濃い影を作る睫毛は不安げに揺れ、閉じた唇からは嗚咽がこぼれでる。
「私に必要とされたいのだろう?」
何よりも欲するものを示され、瞳に力が戻った。
必死に頷く。マールーシャに、置いていかれたくなかった。
「はい、マールーシャ」
手が導かれた先は、たくましい胸板だった。
自分以外の鼓動にナミネは息を呑む。なんて力強い音だろう。
あたたかい体の全てがそこに集まり指先から振動が伝わってくる。
知らず知らずのうちに、鼓動を数えていた。こんなにも違う場所にあるのに不思議と同じ音がする。

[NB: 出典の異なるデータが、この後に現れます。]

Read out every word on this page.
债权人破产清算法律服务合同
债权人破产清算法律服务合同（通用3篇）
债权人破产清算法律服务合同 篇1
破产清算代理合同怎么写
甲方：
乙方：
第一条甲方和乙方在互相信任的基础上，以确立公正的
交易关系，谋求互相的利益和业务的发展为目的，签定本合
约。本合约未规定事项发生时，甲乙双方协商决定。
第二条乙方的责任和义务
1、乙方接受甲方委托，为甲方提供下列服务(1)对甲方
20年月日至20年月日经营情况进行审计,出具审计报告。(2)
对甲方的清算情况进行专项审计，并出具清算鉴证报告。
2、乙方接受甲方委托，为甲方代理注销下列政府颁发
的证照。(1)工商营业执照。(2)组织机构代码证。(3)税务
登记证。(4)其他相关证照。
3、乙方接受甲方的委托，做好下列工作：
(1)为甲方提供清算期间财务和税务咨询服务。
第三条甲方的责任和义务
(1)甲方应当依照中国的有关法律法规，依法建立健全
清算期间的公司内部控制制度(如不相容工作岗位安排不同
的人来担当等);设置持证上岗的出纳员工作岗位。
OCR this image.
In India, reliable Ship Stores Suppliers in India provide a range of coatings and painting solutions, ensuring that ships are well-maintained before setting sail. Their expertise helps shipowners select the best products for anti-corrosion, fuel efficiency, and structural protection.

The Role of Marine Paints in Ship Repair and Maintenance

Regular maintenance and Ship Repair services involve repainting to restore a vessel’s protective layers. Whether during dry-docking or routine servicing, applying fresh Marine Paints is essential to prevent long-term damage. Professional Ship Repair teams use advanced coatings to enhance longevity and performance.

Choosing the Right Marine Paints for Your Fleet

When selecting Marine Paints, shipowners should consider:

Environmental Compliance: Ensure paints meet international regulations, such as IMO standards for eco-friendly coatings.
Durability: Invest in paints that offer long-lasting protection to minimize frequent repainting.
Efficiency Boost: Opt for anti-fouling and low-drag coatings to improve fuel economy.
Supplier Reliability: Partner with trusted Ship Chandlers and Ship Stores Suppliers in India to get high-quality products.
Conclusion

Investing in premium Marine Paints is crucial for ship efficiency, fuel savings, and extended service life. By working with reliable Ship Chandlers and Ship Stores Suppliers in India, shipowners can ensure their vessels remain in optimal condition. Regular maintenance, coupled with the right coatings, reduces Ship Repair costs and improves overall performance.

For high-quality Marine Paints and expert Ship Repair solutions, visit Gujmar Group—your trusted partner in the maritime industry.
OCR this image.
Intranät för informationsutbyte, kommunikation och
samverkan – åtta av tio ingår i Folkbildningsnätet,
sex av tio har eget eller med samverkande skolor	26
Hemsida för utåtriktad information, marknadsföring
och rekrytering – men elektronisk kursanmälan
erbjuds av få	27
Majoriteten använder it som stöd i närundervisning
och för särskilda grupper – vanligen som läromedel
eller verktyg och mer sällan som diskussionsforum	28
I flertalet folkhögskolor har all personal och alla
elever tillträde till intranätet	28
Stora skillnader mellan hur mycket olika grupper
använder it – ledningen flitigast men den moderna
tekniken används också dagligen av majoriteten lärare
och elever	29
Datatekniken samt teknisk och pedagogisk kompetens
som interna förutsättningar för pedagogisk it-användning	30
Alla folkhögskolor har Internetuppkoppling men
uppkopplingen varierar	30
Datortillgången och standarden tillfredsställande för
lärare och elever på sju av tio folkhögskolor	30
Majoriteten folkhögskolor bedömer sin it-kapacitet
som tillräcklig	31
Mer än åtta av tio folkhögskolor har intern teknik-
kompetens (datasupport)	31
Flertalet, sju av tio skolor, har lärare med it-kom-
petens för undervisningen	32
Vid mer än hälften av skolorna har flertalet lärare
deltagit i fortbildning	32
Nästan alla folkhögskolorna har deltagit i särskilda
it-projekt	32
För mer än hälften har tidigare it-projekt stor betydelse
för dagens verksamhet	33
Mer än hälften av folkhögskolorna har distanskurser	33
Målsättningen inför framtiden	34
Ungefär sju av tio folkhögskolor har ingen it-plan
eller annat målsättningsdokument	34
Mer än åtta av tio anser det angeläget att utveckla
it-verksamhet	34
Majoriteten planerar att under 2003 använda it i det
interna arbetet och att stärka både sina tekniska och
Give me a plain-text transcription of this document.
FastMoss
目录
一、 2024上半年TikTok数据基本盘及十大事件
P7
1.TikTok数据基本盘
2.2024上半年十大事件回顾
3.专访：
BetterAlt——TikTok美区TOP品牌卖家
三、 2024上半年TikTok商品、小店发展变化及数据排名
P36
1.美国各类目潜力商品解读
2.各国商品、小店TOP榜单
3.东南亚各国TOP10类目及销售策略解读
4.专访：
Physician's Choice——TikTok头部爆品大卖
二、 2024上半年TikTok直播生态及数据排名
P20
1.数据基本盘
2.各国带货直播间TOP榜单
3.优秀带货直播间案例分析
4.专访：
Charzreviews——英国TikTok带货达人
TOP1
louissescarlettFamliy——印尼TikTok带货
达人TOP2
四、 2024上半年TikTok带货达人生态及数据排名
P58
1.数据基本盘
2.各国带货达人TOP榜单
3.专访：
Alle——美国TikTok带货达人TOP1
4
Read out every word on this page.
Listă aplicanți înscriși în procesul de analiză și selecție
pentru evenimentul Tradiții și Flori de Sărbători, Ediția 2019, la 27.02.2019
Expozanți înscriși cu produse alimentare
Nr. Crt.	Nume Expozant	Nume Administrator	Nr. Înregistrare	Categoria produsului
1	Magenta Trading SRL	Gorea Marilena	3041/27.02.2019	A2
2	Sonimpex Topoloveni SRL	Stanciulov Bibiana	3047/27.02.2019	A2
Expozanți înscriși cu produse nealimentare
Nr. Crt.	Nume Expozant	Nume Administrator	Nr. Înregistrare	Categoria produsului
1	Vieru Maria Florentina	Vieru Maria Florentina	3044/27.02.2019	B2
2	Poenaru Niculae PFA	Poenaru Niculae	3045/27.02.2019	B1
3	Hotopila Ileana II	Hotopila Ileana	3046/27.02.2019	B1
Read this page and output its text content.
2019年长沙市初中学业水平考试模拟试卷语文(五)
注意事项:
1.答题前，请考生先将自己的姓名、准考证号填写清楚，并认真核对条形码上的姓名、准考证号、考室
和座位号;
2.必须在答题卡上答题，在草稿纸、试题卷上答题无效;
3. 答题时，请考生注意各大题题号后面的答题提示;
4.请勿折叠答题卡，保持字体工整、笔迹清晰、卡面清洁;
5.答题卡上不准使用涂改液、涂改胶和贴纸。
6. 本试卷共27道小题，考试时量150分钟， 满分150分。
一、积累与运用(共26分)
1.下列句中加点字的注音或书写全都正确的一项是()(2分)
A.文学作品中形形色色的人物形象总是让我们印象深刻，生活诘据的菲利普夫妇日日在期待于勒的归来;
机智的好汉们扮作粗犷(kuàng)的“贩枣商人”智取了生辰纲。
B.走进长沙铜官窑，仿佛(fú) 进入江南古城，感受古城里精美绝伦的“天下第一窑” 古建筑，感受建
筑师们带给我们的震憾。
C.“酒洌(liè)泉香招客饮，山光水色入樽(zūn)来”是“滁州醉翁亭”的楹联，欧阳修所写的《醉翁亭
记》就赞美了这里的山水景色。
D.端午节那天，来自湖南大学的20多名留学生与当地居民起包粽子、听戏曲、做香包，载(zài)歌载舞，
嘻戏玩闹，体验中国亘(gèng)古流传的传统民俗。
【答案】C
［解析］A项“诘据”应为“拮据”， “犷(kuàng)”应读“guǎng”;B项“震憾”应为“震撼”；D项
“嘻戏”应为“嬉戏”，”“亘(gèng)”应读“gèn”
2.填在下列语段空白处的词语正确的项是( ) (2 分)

息を吐くたびに力が抜けていきそうだった。このままマールーシャにすがって眠りたい。
泣き腫らした目がひりついてひどく痛んだ。
この痛みから逃れたいと、吐くほどの思いが空っぽの胸に渦巻いている。
強く顎を掴まれたナミネは、赤ん坊のような泣き声をあげる。
休みたい、眠りたい。
そう訴えても、マールーシャは力を緩めなかった。
受け入れろ。
耳元で囁かれた声に、ナミネはか細い悲鳴をあげた。
糸を切られた操り人形が不規則に震えマールーシャへと沈む。
手は心臓を突き抜け、もっともっと深い場所に沈んだ。
彼の中へ吸い込まれたのか、自分から入り込んでいるのかナミネにはわからない。
体が千切れてしまうほどの速度で落ちながら見せられる景色は見たことのないものばかりだった。
吸い付いてくる球体は眼球のようにあたたかくやわらかく、けして割れなかった。
体中に纏わりつくそれは隙間なくねっとりと絡みつき、口や目の隙間から中に入ってこようとする。
ナミネを溺れさせようと次から次へとくっついてきた。
苦しさにもがきながら伸ばした腕が、球体の一つをやぶったとき、ひとつだけ、短い呼吸を許された。

「それでいい」
ぼんやりと目を開けたナミネの視界にあるのは、マールーシャの満足げな笑みだけだった。
もう手指を動かすこともできそうにない。おぞましい疲れが身体のいたるところに巣食っていた。
やりとげたせいか、小さな身体はただマールーシャに寄りかかるだけだった。
褒美の代わりに貸してやるのもいいだろうと、したいようにさせてやる。
朦朧としたまま、心臓のある場所に頬を寄せるとナミネは魂を手放した。
ここまでやれるとはマールーシャすら思っていなかった。
手間をかけて、少しずつ覚えさせる予定は想像以上に早く進んだらしい。
乱れた髪を指で梳いてやりながら気分が昂ぶるのを感じていた。
生かすも殺すも片手一つで事足りる少女が、自分の手によって必要とされるものに変わったことに荒々しいほどの高揚感がある。
手に取った髪の一房に口付けながら、マールーシャは遺物に近い感覚をひとしきり味わった。
全てが手の内に揃う日を思うと、狂気に近い喜びが身の内をくすぐる。
ここから、全てが始まるのだ。
マールーシャは高く、笑い声を上げた。